Difícil saber até que ponto essa raiva é real ou forjada nos devaneios dos ambientes virtuais. O massacre nas escolas, nesse sentido, seria uma espécie de vingança. Outra coisa é certa: o prêmio buscado pelos assassinos é ser lembrado como o herói dos renegados, conquistando fama e respeito entre seus iguais. Mais ou menos como os homens-bombas que não se importam com a própria morte, porque serão premiados na eternidade.
Esse tipo de ambiente cultural violento, que invadiu o cotidiano e também a política, passou a crescer e a se diversificar por causa das redes socais. A tecnologia juntou iguais, para o bem e para o mal, premiando os excessos em detrimento da moderação; ressuscitou ideias nazistas, racistas, homofóbicas etc. Os estragos ficam pelo caminho. Bolhas passaram a brigar umas com as outras, cada qual com seu pacote de verdades. A comunicação e a cultura começaram a gravitar em torno desses conflitos entre as bolhas, prejudicando o ambiente do diálogo, fundamental para a qualidade das políticas públicas.

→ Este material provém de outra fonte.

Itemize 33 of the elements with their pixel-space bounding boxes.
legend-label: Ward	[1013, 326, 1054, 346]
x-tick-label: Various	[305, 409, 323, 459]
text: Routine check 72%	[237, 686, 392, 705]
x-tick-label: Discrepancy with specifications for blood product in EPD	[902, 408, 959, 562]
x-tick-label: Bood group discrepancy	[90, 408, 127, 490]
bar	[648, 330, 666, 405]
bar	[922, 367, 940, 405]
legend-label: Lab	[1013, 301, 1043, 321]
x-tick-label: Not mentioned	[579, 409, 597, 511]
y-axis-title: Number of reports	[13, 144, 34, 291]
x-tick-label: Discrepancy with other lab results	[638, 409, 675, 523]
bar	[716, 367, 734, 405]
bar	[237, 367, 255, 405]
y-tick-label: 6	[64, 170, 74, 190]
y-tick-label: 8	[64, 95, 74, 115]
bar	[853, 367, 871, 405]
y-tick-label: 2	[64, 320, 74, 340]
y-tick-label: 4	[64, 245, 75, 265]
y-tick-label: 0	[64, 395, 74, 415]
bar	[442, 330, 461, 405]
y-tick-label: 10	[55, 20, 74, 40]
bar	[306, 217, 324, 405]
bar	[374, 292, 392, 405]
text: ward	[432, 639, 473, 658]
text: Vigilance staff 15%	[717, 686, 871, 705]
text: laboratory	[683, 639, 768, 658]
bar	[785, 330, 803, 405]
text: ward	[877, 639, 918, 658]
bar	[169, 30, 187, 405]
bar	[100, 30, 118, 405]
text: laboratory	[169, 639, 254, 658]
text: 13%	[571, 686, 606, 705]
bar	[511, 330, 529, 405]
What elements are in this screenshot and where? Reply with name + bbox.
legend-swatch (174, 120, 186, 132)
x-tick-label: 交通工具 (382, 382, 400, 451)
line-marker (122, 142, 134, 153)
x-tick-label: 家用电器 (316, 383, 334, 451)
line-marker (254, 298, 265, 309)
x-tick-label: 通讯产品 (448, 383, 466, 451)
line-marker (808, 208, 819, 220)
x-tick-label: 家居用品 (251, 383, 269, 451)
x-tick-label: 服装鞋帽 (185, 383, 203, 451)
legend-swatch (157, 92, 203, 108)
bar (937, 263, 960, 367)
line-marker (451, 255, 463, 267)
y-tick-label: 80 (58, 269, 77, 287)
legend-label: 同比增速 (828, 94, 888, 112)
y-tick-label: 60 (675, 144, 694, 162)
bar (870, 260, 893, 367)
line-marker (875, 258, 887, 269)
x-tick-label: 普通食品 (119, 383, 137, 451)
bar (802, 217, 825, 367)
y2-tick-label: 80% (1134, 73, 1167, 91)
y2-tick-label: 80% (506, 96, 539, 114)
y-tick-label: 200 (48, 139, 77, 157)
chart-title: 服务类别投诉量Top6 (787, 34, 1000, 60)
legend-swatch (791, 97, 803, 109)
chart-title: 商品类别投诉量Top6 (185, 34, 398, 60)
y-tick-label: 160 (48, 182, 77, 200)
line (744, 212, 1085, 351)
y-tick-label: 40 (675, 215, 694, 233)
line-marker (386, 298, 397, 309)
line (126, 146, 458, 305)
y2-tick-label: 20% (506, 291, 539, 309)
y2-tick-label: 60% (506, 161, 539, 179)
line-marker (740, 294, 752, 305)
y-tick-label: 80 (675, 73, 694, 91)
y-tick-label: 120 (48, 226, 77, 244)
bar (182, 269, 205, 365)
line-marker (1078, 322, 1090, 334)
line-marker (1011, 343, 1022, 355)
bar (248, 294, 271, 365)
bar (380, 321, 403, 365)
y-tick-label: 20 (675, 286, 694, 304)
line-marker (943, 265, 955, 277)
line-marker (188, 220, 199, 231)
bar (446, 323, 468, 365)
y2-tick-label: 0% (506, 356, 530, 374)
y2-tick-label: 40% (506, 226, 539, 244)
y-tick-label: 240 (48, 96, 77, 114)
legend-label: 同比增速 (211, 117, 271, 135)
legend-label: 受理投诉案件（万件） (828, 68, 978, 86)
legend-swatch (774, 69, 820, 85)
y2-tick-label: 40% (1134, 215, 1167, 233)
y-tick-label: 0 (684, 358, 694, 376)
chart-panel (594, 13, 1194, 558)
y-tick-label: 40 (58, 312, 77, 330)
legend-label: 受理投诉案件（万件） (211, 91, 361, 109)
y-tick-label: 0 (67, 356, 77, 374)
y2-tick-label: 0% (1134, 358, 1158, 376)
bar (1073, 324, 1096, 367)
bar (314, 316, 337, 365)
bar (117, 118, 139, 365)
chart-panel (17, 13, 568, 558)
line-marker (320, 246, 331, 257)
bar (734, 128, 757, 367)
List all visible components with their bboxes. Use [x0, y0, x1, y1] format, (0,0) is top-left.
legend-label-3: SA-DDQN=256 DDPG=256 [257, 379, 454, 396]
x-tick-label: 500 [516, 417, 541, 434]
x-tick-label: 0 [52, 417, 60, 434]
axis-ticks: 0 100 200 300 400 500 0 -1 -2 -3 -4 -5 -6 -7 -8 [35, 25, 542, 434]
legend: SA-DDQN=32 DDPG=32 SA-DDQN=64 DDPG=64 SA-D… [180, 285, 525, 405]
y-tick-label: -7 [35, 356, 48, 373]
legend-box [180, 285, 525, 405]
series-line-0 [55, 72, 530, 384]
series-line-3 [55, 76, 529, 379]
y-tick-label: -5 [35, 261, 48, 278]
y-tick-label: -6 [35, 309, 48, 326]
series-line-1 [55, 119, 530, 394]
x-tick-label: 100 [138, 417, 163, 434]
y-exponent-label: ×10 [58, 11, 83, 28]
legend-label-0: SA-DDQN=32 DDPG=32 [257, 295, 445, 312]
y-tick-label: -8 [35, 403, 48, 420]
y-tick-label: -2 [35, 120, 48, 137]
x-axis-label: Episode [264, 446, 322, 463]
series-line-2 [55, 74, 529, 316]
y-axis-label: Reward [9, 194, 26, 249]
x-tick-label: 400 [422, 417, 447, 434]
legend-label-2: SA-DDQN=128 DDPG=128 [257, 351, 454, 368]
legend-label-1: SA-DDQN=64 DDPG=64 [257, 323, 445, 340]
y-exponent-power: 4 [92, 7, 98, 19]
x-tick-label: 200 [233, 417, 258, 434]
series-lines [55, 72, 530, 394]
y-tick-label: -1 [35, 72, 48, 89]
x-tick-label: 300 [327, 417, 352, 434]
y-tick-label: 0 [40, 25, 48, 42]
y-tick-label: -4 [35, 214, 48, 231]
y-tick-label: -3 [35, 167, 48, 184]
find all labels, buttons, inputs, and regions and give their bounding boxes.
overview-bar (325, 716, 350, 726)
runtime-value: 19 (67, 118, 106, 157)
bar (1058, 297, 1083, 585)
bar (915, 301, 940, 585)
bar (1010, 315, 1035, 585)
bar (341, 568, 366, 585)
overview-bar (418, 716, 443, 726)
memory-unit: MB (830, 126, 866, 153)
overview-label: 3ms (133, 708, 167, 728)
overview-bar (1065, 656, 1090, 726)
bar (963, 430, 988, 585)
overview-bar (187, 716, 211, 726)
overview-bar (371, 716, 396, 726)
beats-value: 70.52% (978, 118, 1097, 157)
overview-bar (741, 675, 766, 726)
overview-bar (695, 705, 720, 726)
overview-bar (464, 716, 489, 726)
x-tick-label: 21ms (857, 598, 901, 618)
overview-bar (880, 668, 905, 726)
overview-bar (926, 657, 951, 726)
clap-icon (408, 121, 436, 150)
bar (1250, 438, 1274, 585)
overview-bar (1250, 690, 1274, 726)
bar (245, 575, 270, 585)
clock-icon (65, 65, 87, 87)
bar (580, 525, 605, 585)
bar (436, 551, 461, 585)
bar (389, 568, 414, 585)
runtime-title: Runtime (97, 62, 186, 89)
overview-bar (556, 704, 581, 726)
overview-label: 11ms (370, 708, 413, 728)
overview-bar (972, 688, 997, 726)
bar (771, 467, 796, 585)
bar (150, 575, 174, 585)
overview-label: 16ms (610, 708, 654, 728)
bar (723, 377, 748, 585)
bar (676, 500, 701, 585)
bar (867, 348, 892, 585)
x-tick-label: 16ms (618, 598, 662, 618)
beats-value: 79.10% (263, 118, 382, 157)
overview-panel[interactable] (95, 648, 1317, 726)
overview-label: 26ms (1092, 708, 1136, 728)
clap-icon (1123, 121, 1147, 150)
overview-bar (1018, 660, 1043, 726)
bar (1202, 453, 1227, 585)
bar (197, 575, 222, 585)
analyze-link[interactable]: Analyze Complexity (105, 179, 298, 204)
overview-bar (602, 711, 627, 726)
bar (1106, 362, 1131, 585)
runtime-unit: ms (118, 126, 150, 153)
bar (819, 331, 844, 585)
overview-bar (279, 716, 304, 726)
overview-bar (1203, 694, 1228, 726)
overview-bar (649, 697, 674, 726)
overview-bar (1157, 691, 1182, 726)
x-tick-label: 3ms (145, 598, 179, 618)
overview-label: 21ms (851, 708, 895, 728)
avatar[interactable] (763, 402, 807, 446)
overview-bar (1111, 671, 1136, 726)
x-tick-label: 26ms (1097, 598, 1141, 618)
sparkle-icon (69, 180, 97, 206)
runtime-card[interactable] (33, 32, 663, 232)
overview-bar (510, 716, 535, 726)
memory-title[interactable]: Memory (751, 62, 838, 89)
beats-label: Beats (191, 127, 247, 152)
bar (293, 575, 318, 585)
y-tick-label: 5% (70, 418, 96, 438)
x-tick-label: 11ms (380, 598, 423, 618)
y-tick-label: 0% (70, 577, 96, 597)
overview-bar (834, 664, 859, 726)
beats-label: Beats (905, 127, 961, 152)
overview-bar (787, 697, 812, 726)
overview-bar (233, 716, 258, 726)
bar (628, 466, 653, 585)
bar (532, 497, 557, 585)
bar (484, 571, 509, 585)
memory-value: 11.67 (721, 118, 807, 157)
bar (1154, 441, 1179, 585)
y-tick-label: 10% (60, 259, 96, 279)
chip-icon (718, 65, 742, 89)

Parece óbvio, mas a solução terá que passar pela regulação das redes. A sociedade civil e as instituições precisam pensar em formas de retomar o controle cultural da sociedade, escapando dos dispositivos que transformaram a vida numa arena de gladiadores lutando em defesa de suas verdades. É preciso encontrar meios para mediar a ação dos algoritmos, que garantem mais lucros a suas empresas quanto maior a intensidade dos conflitos entre seus participantes. Teorias conspiratórias, um mundo dividido entre vilões e mocinhos, o medo de uma ameaça invisível, o apocalipse, a necessidade de encontrar culpados. Nossas conversas e preocupações se voltaram para a realidade ficcional dos ambientes virtuais e a esfera pública se tornou um ambiente sufocante.
Os massacres nas escolas são apenas um dos efeitos dessa nova condição comunicacional e cultural. Os grandes conglomerados de tecnologia, que lucram com a propagação da violência e da incivilidade, devem assumir a responsabilidade sobre esses problemas que ajudaram a criar e que os tornam tão ricos e poderosos. Mas será que a sociedade civil e os governos encontrarão meios para levar essas empresas a abrir mão de tamanho poder? Não sei. A discussão já está posta, com diversos especialistas pensando em como pacificar a guerra das bolhas nas redes, controlar os discursos que fazem apologia ao crime, sem prejudicar a liberdade de expressão. Não que seja simples. Será que existem formas de desmontar essa engrenagem que produz discursos de ódio contra nós mesmos? Será que os conflitos são necessários para dar sentido a vidas cada vez mais vazias? Também não sei, mas o que nos resta é acreditar na capacidade da humanidade de sair das armadilhas que cria para si.